The Florida Department of Environmental Protection’s Office of Greenways and Trails has released a new draft map and plan of priority paddling and land trails for the entire state. You can review and comment at a meeting from 4 p.m. to 7 p.m. Thursday at Boca Raton Community Center, 201 W. Palmetto Park Rd.
“We’re trying to show the opportunities to create an alternative transportation network,” said Samantha Browne, assistant chief of the Office of Greenways and Trails. “We want people to look at the maps at a local level and make sure we’re not missing anything. Do they agree with the priorities identified?”
The plan seeks to expand existing fragments of paved paths, dirt trails, and converted railroad lines into an interconnected network to make it easier to get from one place to another without driving a car. Florida’s nonmotorized pathways also would link to the East Coast Greenway — a proposed paved path running from Key West to the Canadian border.
In Miami-Dade County, where 200 miles of trails already have been built out of 500 miles of proposed facilities, the plan calls for extending the Miami Beach Greenway north along the coast to the Broward County line and creating the River of Grass Trail from Krome Ave. to Naples along Tamiami Trail. The Miami River Greenway, now only a couple of miles long, also would be extended further west. The South Dade Trail, which now runs 30 miles from the Miami River to Florida City, would be extended by a greenway running south to Key Largo, where it would connect with Monroe County’s Overseas Heritage Trail that follows U.S. 1 to Key West. The Overseas Heritage Trail is coming along nicely, according to Trish Smith, Monroe County’s transportation planning manager.

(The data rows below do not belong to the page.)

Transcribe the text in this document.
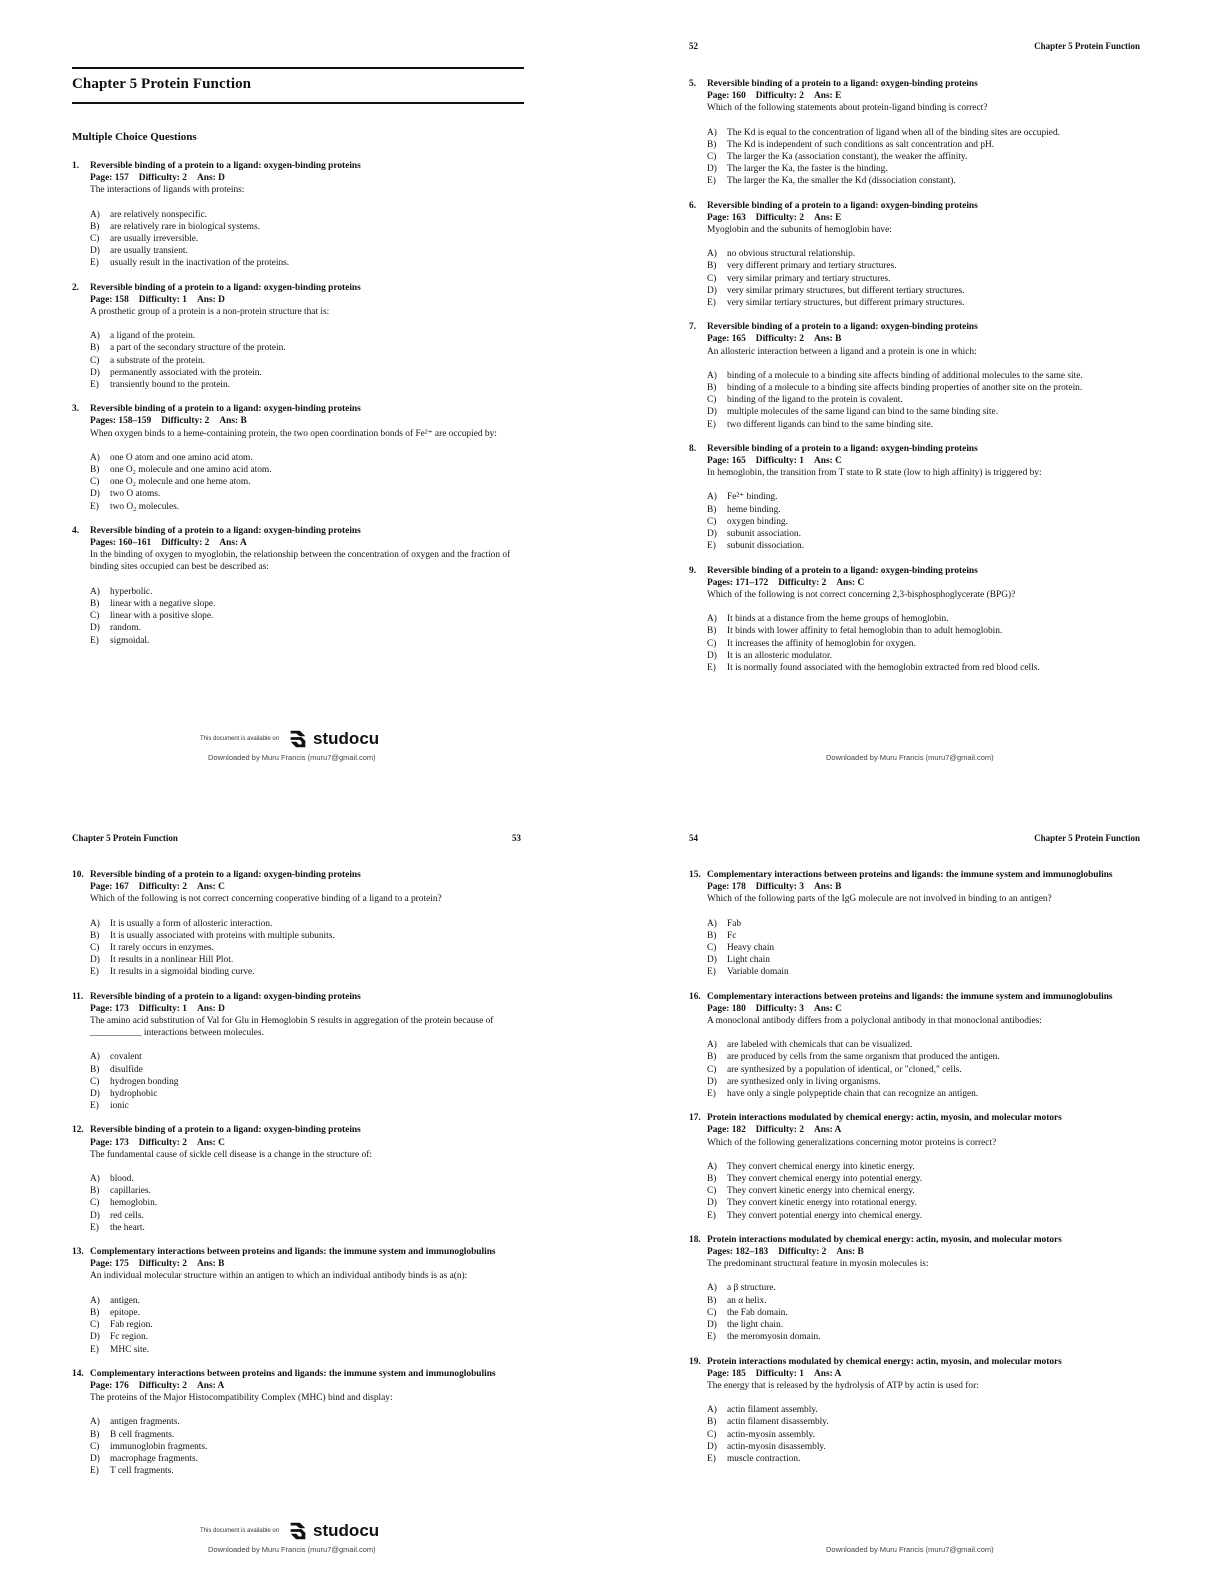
Chapter 5 Protein Function
Multiple Choice Questions
1.	Reversible binding of a protein to a ligand: oxygen-binding proteins
Page: 157 Difficulty: 2 Ans: D
The interactions of ligands with proteins:
A)	are relatively nonspecific.
B)	are relatively rare in biological systems.
C)	are usually irreversible.
D)	are usually transient.
E)	usually result in the inactivation of the proteins.
2.	Reversible binding of a protein to a ligand: oxygen-binding proteins
Page: 158 Difficulty: 1 Ans: D
A prosthetic group of a protein is a non-protein structure that is:
A)	a ligand of the protein.
B)	a part of the secondary structure of the protein.
C)	a substrate of the protein.
D)	permanently associated with the protein.
E)	transiently bound to the protein.
3.	Reversible binding of a protein to a ligand: oxygen-binding proteins
Pages: 158–159 Difficulty: 2 Ans: B
When oxygen binds to a heme-containing protein, the two open coordination bonds of Fe²⁺ are occupied by:
A)	one O atom and one amino acid atom.
B)	one O₂ molecule and one amino acid atom.
C)	one O₂ molecule and one heme atom.
D)	two O atoms.
E)	two O₂ molecules.
4.	Reversible binding of a protein to a ligand: oxygen-binding proteins
Pages: 160–161 Difficulty: 2 Ans: A
In the binding of oxygen to myoglobin, the relationship between the concentration of oxygen and the fraction of binding sites occupied can best be described as:
A)	hyperbolic.
B)	linear with a negative slope.
C)	linear with a positive slope.
D)	random.
E)	sigmoidal.
This document is available on studocu
Downloaded by Muru Francis (muru7@gmail.com)
52	Chapter 5 Protein Function
5.	Reversible binding of a protein to a ligand: oxygen-binding proteins
Page: 160 Difficulty: 2 Ans: E
Which of the following statements about protein-ligand binding is correct?
A)	The Kd is equal to the concentration of ligand when all of the binding sites are occupied.
B)	The Kd is independent of such conditions as salt concentration and pH.
C)	The larger the Ka (association constant), the weaker the affinity.
D)	The larger the Ka, the faster is the binding.
E)	The larger the Ka, the smaller the Kd (dissociation constant).
6.	Reversible binding of a protein to a ligand: oxygen-binding proteins
Page: 163 Difficulty: 2 Ans: E
Myoglobin and the subunits of hemoglobin have:
A)	no obvious structural relationship.
B)	very different primary and tertiary structures.
C)	very similar primary and tertiary structures.
D)	very similar primary structures, but different tertiary structures.
E)	very similar tertiary structures, but different primary structures.
7.	Reversible binding of a protein to a ligand: oxygen-binding proteins
Page: 165 Difficulty: 2 Ans: B
An allosteric interaction between a ligand and a protein is one in which:
A)	binding of a molecule to a binding site affects binding of additional molecules to the same site.
B)	binding of a molecule to a binding site affects binding properties of another site on the protein.
C)	binding of the ligand to the protein is covalent.
D)	multiple molecules of the same ligand can bind to the same binding site.
E)	two different ligands can bind to the same binding site.
8.	Reversible binding of a protein to a ligand: oxygen-binding proteins
Page: 165 Difficulty: 1 Ans: C
In hemoglobin, the transition from T state to R state (low to high affinity) is triggered by:
A)	Fe²⁺ binding.
B)	heme binding.
C)	oxygen binding.
D)	subunit association.
E)	subunit dissociation.
9.	Reversible binding of a protein to a ligand: oxygen-binding proteins
Pages: 171–172 Difficulty: 2 Ans: C
Which of the following is not correct concerning 2,3-bisphosphoglycerate (BPG)?
A)	It binds at a distance from the heme groups of hemoglobin.
B)	It binds with lower affinity to fetal hemoglobin than to adult hemoglobin.
C)	It increases the affinity of hemoglobin for oxygen.
D)	It is an allosteric modulator.
E)	It is normally found associated with the hemoglobin extracted from red blood cells.
Downloaded by Muru Francis (muru7@gmail.com)
Chapter 5 Protein Function	53
10. Reversible binding of a protein to a ligand: oxygen-binding proteins
Page: 167 Difficulty: 2 Ans: C
Which of the following is not correct concerning cooperative binding of a ligand to a protein?
A)	It is usually a form of allosteric interaction.
B)	It is usually associated with proteins with multiple subunits.
C)	It rarely occurs in enzymes.
D)	It results in a nonlinear Hill Plot.
E)	It results in a sigmoidal binding curve.
11. Reversible binding of a protein to a ligand: oxygen-binding proteins
Page: 173 Difficulty: 1 Ans: D
The amino acid substitution of Val for Glu in Hemoglobin S results in aggregation of the protein because of ___________ interactions between molecules.
A)	covalent
B)	disulfide
C)	hydrogen bonding
D)	hydrophobic
E)	ionic
12. Reversible binding of a protein to a ligand: oxygen-binding proteins
Page: 173 Difficulty: 2 Ans: C
The fundamental cause of sickle cell disease is a change in the structure of:
A)	blood.
B)	capillaries.
C)	hemoglobin.
D)	red cells.
E)	the heart.
13. Complementary interactions between proteins and ligands: the immune system and immunoglobulins
Page: 175 Difficulty: 2 Ans: B
An individual molecular structure within an antigen to which an individual antibody binds is as a(n):
A)	antigen.
B)	epitope.
C)	Fab region.
D)	Fc region.
E)	MHC site.
14. Complementary interactions between proteins and ligands: the immune system and immunoglobulins
Page: 176 Difficulty: 2 Ans: A
The proteins of the Major Histocompatibility Complex (MHC) bind and display:
A)	antigen fragments.
B)	B cell fragments.
C)	immunoglobin fragments.
D)	macrophage fragments.
E)	T cell fragments.
This document is available on studocu
Downloaded by Muru Francis (muru7@gmail.com)
54	Chapter 5 Protein Function
15. Complementary interactions between proteins and ligands: the immune system and immunoglobulins
Page: 178 Difficulty: 3 Ans: B
Which of the following parts of the IgG molecule are not involved in binding to an antigen?
A)	Fab
B)	Fc
C)	Heavy chain
D)	Light chain
E)	Variable domain
16. Complementary interactions between proteins and ligands: the immune system and immunoglobulins
Page: 180 Difficulty: 3 Ans: C
A monoclonal antibody differs from a polyclonal antibody in that monoclonal antibodies:
A)	are labeled with chemicals that can be visualized.
B)	are produced by cells from the same organism that produced the antigen.
C)	are synthesized by a population of identical, or "cloned," cells.
D)	are synthesized only in living organisms.
E)	have only a single polypeptide chain that can recognize an antigen.
17. Protein interactions modulated by chemical energy: actin, myosin, and molecular motors
Page: 182 Difficulty: 2 Ans: A
Which of the following generalizations concerning motor proteins is correct?
A)	They convert chemical energy into kinetic energy.
B)	They convert chemical energy into potential energy.
C)	They convert kinetic energy into chemical energy.
D)	They convert kinetic energy into rotational energy.
E)	They convert potential energy into chemical energy.
18. Protein interactions modulated by chemical energy: actin, myosin, and molecular motors
Pages: 182–183 Difficulty: 2 Ans: B
The predominant structural feature in myosin molecules is:
A)	a β structure.
B)	an α helix.
C)	the Fab domain.
D)	the light chain.
E)	the meromyosin domain.
19. Protein interactions modulated by chemical energy: actin, myosin, and molecular motors
Page: 185 Difficulty: 1 Ans: A
The energy that is released by the hydrolysis of ATP by actin is used for:
A)	actin filament assembly.
B)	actin filament disassembly.
C)	actin-myosin assembly.
D)	actin-myosin disassembly.
E)	muscle contraction.
Downloaded by Muru Francis (muru7@gmail.com)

“It’s well on its way,” Smith said. “We have 20 miles of it going into construction this year.”
In Broward County, the map calls for completing segments of the East Coast Greenway. But it leaves out parts of the almost-completed Cypress Creek Greenway, which stretches from the ocean west to the Sawgrass Expressway. It also omits part of the New River Greenway, which will go from the Everglades conservation levee to Secret Woods Nature Center. Those omissions are expected to be corrected during the review process.
Exactly how all these pathways will be funded is an open question. State and local budgets remain tight in a wobbly economy, but David Henderson, transportation planner for the Miami-Dade Metropolitan Planning Organization, says he’s optimistic the plan can be executed over the long term.
“It requires a lot of partnerships and creative thinking to get these projects done,” Henderson said.
As an example, Henderson cited Miami-Dade’s M Path, a pedestrian and bike trail along U.S. 1 that was largely accomplished by the Miami-Dade Transit Authority.
Herb Hiller, a former longtime Miami-Dade resident now living in Deland who serves as vice president of the nonprofit Florida Greenways and Trails Foundation, said expanding the state’s trail network will benefit the economy.
“If we’re going to get people to travel to Florida, the way to do it is to have long-distance and loop trails that will get people to make a journey out of it and stay more than a week,” Hiller said.
He added that loop trails around towns stimulate local businesses and improve residential property values — not to mention improving the environment.
“Trails are terrific because if you take people out of cars, you’re doing important things to clean the environment,” Hiller said. “It fits very well to where we want to be heading.”
Following public workshops, a final draft will be presented to the Florida Greenways and Trails Council for final approval in December.